The program supports 20 NLEs, and I like the fact that I can use Red as a standalone program as well. What's interesting is you can take a Red project file in one NLE and import it to another for excellent flexibility. The OpenGL option allows OpenGL to work inside your NLE for compositing. Many desktop editors lack that support, and internal NLE effects must be tediously rendered for previews. I was happy to see support for Sony Pictures Digital's Vegas.

I especially liked the new sliding tracks option, which allows shrinking and enlarging the timeline to make a sequence faster or slower, while leaving the relative location of your keyframes intact. There are lots more features in the new Red — over 300 in all — so this is quite an extensive upgrade.

While the program has extensive built-in help and two humongous reference manuals, the learning curve for new users may still be steep. The icons are tiny and cryptic: leave the Tool Tips option on. The Intelligent Assistant is an extensive built-in help system; however, when I ran it I kept getting error messages for files missing and the like.

I also had two instances where Red 3GL not only exited but caused a complete and sudden system reboot. Not good. But aside from those two instances, the program kept up with me no matter how hard I pushed it.

I am not exactly sure why, but I still find the various windows of the interface slightly awkward. Unlike most composting programs that run in one window with dockable palettes, Red runs in four Windows XP windows; some can be minimized and some can't. In addition, each window has its own set of pull-down menus. Very odd. I know Boris FX wants to let users organize and size their on-screen windows according to their own preferences, but I would love a workspace option that locks the interface together on one screen in the manner of Adobe After Effects or Discreet Combustion.

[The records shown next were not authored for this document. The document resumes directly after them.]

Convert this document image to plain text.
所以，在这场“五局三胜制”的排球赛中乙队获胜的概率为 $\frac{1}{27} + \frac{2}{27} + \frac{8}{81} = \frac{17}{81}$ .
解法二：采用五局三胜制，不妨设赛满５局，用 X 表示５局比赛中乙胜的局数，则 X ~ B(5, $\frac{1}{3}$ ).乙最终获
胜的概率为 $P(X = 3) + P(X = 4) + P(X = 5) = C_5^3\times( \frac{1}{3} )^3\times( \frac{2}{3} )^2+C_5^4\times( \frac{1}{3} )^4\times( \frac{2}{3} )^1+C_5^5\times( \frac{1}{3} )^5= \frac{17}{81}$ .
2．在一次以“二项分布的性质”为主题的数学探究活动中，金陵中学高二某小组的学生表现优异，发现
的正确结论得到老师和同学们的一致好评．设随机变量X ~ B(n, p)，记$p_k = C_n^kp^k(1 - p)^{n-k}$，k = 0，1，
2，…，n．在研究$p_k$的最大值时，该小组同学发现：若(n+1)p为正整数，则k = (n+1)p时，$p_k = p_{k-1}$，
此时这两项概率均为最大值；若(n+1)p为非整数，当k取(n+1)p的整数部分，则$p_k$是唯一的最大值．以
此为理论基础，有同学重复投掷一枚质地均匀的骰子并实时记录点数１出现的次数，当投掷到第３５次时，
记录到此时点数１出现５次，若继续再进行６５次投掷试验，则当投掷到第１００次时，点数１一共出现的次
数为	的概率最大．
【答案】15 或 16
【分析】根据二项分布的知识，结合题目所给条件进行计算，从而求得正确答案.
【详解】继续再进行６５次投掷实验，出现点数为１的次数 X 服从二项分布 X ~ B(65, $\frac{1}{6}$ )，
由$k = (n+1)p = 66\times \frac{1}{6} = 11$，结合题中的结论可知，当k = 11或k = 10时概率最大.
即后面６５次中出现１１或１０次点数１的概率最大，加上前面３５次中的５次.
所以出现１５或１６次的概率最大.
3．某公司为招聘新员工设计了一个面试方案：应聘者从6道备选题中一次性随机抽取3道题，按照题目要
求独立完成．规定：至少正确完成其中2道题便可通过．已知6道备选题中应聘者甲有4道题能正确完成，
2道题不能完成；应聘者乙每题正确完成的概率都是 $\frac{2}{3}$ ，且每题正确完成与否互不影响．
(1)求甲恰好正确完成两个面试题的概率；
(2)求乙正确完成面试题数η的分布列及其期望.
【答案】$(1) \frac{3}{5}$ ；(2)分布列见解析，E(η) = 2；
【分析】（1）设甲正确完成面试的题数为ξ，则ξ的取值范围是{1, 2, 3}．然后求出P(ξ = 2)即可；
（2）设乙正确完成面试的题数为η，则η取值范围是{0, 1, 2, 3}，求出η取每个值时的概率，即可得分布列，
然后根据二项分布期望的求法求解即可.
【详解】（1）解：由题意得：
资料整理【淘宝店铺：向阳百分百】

Price is a definite consideration; this package might cost more than the NLE you are plugging it into! But if you need to do it all — and have almost every conceivable digital compositing option at your disposal — Red 3GL is in a class by itself as far as breadth of features, legacy of development, options for power users, and constant refinement.


BOTTOM LINE

Company: Boris FX
Boston; (617) 451-9900
www.borisfx.com

Product: Red 3GL

Assets: OpenGL support enhances realtime preview; improved title animation; now features 3D primitive shapes and 2D/3D animated charts.

Caveats: Idiosyncratic interface may make for a steep learning curve.